Insomnia is the most common sleep disorder. It involves difficulty in sleep initiation, difficulty in maintaining the sleeping state or falling asleep after an early wake-up. Insomnia can be temporary or chronic. Almost everyone has occasional nightmares, perhaps due to stress, heartburn or drinking too much coffee or alcohol. But insomnia is a lack of sleep that can occur regularly or repeat itself, often without an obvious cause.
How much sleep is enough depends from person to person. Although 7 hours of sleep is some average, to some people is 4 or 5 hours of sleep enough, while others need 9 or 10 hours of night sleep.
Transient insomnia is a type of insomnia that is lasting from one to several nights within a single episode. It is usually a result of stress.
Acute insomnia lasts from a few days to three weeks. It is usually caused by stress induced by recovery from surgery, short-term illness, the death of a close person, the beginning of work at a new or more responsible workplace.
Chronic insomnia lasts for months or years, and it is usually a reflection of psychiatric, or long-term health disorders, the use of some drugs, or basic sleep disorders. Long lasting insomnia can be permanent or with changes in insomnia and regular sleeping.
The link between hypertension and insomnia
Lack of sleep affects the elevation of blood pressure, which in time can cause damage to the heart muscle, arteries, kidneys; it can weaken the vision and induce many other diseases.
In one clinical study volunteers stayed awake for 88 hours and after that their blood pressure was much higher than usual. Moreover, blood pressure was also elevated in the group of participants who slept for 4 hours during the night, compared to those who slept for 8 hours. The concentration of C-reactive protein, which is a marker for heart disease, was increased in those who were completely or partially deprived of sleep.
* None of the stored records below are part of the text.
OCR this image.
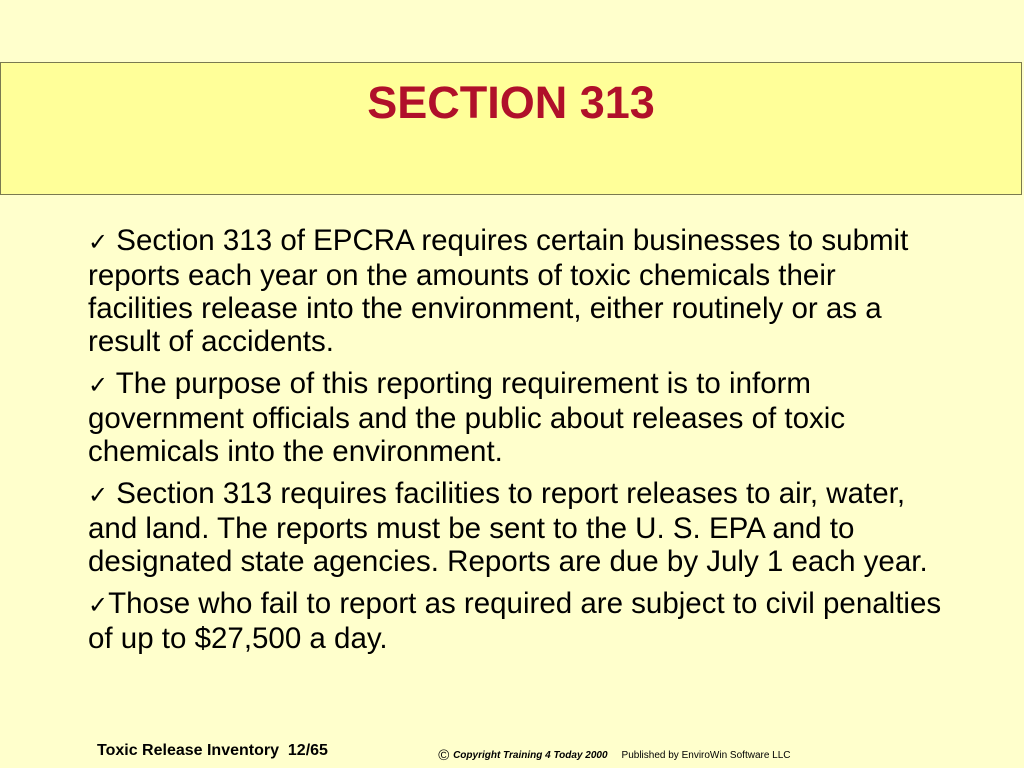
SECTION 313
✓ Section 313 of EPCRA requires certain businesses to submit reports each year on the amounts of toxic chemicals their facilities release into the environment, either routinely or as a result of accidents.
✓ The purpose of this reporting requirement is to inform government officials and the public about releases of toxic chemicals into the environment.
✓ Section 313 requires facilities to report releases to air, water, and land. The reports must be sent to the U. S. EPA and to designated state agencies. Reports are due by July 1 each year.
✓Those who fail to report as required are subject to civil penalties of up to $27,500 a day.
Toxic Release Inventory  12/65	© Copyright Training 4 Today 2000 Published by EnviroWin Software LLC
High blood pressure or hypertension often shows no symptoms. However, if high pressure is not placed under control, it can cause a heart attack or a stroke.
Increase in blood pressure due to stress can be dramatic, but when stress is stopped, the pressure returns to normal. But, if stressful situations are repeated and pressure often elevates; blood vessels, heart, and kidneys can be damaged as if the pressure was constantly increased. If you are smoking, drinking or eating as a reaction to stress, that behavior contributes to increased blood pressure.
Many health problems are associated with a lack of sleep, but the very important fact is that people who sleep less than seven, eight hours a night for a long time have a significantly higher risk of sudden death.
If you suffer from high blood pressure, you must follow the treatment prescribed by your doctor, control your diet, and regularly measure your blood pressure. However, medical research has proven that sleeping on the stomach, facing the cushion, helps in lowering blood pressure.